Well, here we go again ….
Mortgage interest rates (30-year fixed rate loans) have been very low for a very long time — mostly 5% or below since early 2009, and mostly 4% or lower since late 2011. There have rumors periodically during each of those years that rates were about to rise. We’re hearing it again this week, and if you look at the most recent history, it certainly looks like the rate increases are really here:
Yes, over the past four months, the average 30-year fixed rate mortgage has gone up to more than 4%! But … let’s adjust the scale and add some historical perspective:
For those of you who don’t remember, interest rates spiked to 18% in the early 1980s, and were consistently above 12% from late 1979 through late 1985 — about as long as we’ve had sub-4% rates in this decade. The long-term average (1972 to Present) was 8.2%, about twice today’s rate.

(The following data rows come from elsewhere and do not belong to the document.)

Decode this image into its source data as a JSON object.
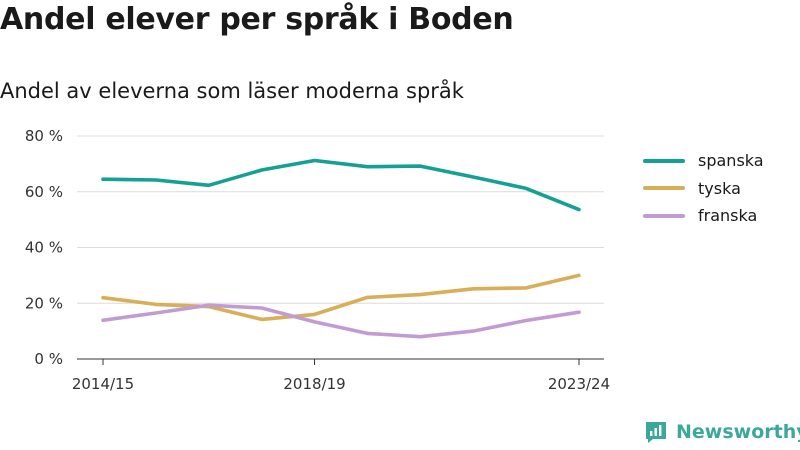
{
  "title": "Andel elever per språk i Boden",
  "subtitle": "Andel av eleverna som läser moderna språk",
  "brand": {
    "name": "Newsworthy",
    "icon": "bar-chart-logo-icon",
    "color": "#3aa89b"
  },
  "chart_data": {
    "type": "line",
    "x": [
      "2014/15",
      "2015/16",
      "2016/17",
      "2017/18",
      "2018/19",
      "2019/20",
      "2020/21",
      "2021/22",
      "2022/23",
      "2023/24"
    ],
    "x_tick_labels": [
      "2014/15",
      "2018/19",
      "2023/24"
    ],
    "y_tick_labels": [
      "0 %",
      "20 %",
      "40 %",
      "60 %",
      "80 %"
    ],
    "y_ticks": [
      0,
      20,
      40,
      60,
      80
    ],
    "ylim": [
      0,
      80
    ],
    "grid": true,
    "legend_position": "right",
    "series": [
      {
        "name": "spanska",
        "color": "#14a095",
        "values": [
          64.5,
          64.2,
          62.3,
          67.8,
          71.2,
          69.0,
          69.2,
          65.3,
          61.2,
          53.6
        ]
      },
      {
        "name": "tyska",
        "color": "#d8ae58",
        "values": [
          22.0,
          19.6,
          18.8,
          14.2,
          16.0,
          22.1,
          23.1,
          25.2,
          25.5,
          30.0
        ]
      },
      {
        "name": "franska",
        "color": "#c39bd3",
        "values": [
          13.9,
          16.5,
          19.3,
          18.3,
          13.3,
          9.2,
          8.0,
          10.0,
          13.8,
          16.8
        ]
      }
    ]
  }
}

I actually believe that this time we will see rates rise, but not by much and not overnight. I last wrote about this subject almost a year ago (Interest rates going up?), and I included comparisons to other market interest rates and their relationships with mortgage rates.
That post also includes some insight into how higher mortgage rates affect prospective home buyers. If you’re planning a home purchase over the next couple of years, you should be aware that interest rates do impact your buying power.
So … mortgage rates going up? I think so this year. In a recent presentation, Dr. Jim Gaines, Chief Economist at the Texas A&M Real Estate Center, suggested the increase might be in the 0.5% (1/2 of 1%) range by year-end. I’m going to trust Dr. Gaines’ crystal ball on this.